Pittsburgh Bishop Robert Duncan, who came to Nairobi for the consecrations, said he expects to see a new Anglican province in North America that will replace the Episcopal Church.
"We are realigning," said Duncan, who added he would attempt to pull his entire diocese out of the Episcopal Church, a move that would raise an unprecedented set of legal and financial questions about the ownership of parish buildings and diocesan property.
Partisans dispute whether it is the American conservatives or the Global South primates who are pushing the notion of schism, but scholars say the two sides both have reasons for their positions.
"The Northerners have a more-or-less legitimate way to stay 'officially' Anglican while breaking from the Episcopal Church, and they also gain the moral/symbolic power of being able to assert that they're in accord with the majority of Anglicans in the world," said Miranda K. Hassett, an anthropologist and the author of the new book "Anglican Communion in Crisis: How Episcopal Dissidents and Their African Allies Are Reshaping Anglicanism."
"For the Southern Anglican leaders involved, they get the world's attention," she said. "Claiming jurisdiction over conservatives in the US, claiming the right to remissionize this country, is a powerful way to assert and dramatize their concern about American culture and its global influence."
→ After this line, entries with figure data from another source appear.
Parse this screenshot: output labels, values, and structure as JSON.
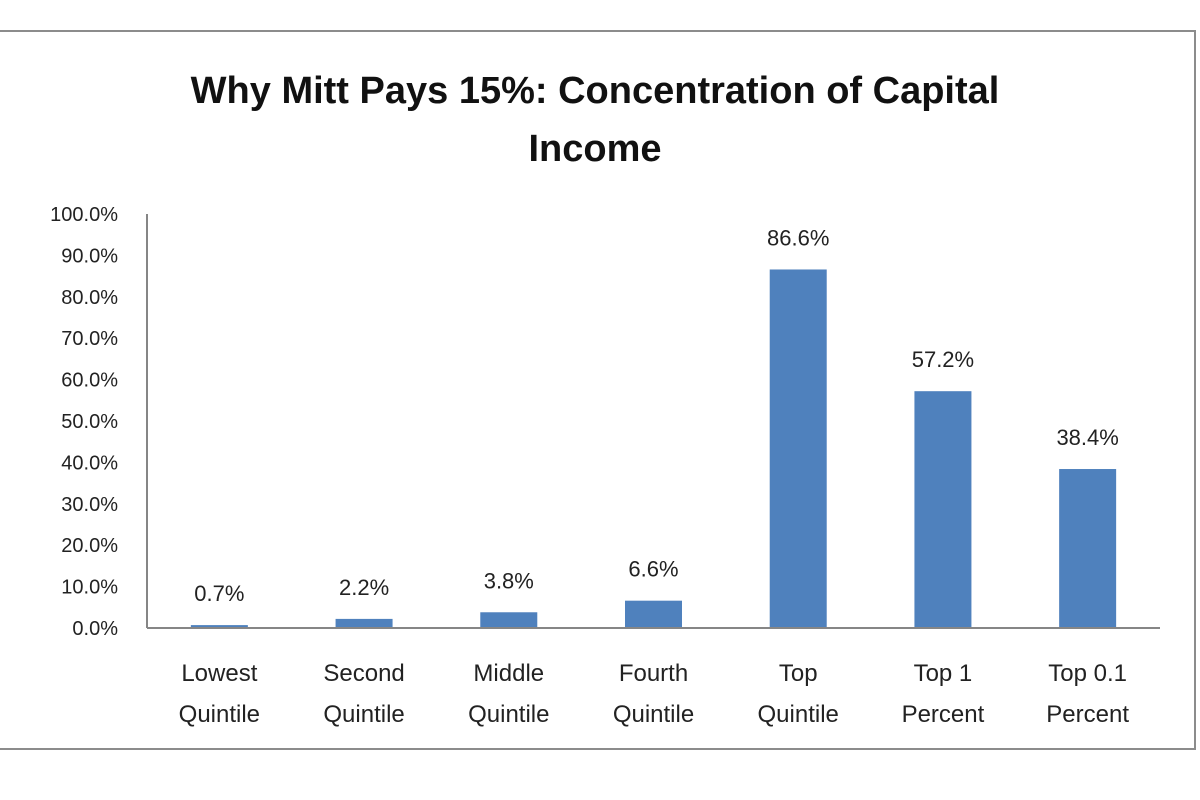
{
  "chart_data": {
    "type": "bar",
    "title": "Why Mitt Pays 15%: Concentration of Capital Income",
    "categories": [
      [
        "Lowest",
        "Quintile"
      ],
      [
        "Second",
        "Quintile"
      ],
      [
        "Middle",
        "Quintile"
      ],
      [
        "Fourth",
        "Quintile"
      ],
      [
        "Top",
        "Quintile"
      ],
      [
        "Top 1",
        "Percent"
      ],
      [
        "Top 0.1",
        "Percent"
      ]
    ],
    "values": [
      0.7,
      2.2,
      3.8,
      6.6,
      86.6,
      57.2,
      38.4
    ],
    "data_labels": [
      "0.7%",
      "2.2%",
      "3.8%",
      "6.6%",
      "86.6%",
      "57.2%",
      "38.4%"
    ],
    "ylim": [
      0,
      100
    ],
    "y_ticks": [
      "0.0%",
      "10.0%",
      "20.0%",
      "30.0%",
      "40.0%",
      "50.0%",
      "60.0%",
      "70.0%",
      "80.0%",
      "90.0%",
      "100.0%"
    ],
    "xlabel": "",
    "ylabel": "",
    "grid": false,
    "legend": "none",
    "bar_color": "#4f81bd"
  }
}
Since Robinson's consecration, there have been many threats of schism and efforts at reconciliation. Later this month, Archbishop of Canterbury Rowan Williams is scheduled to meet in New Orleans with the Episcopal Church's House of Bishops. Then, next summer, he will host bishops from throughout the world at the Lambeth Conference; already partisans from both sides are threatening to boycott.
"My best bet would be that individual Episcopal dioceses will carry on electing gay bishops, and that the Episcopal Church will be kicked out effectively or de facto," said Philip Jenkins, a professor of history and religious studies at Pennsylvania State University. "In terms of the average life of Episcopalians in the US, the difference will be nil. But it will be important symbolically, and a big example for Methodists, Lutherans, and Presbyterians, who are watching this closely."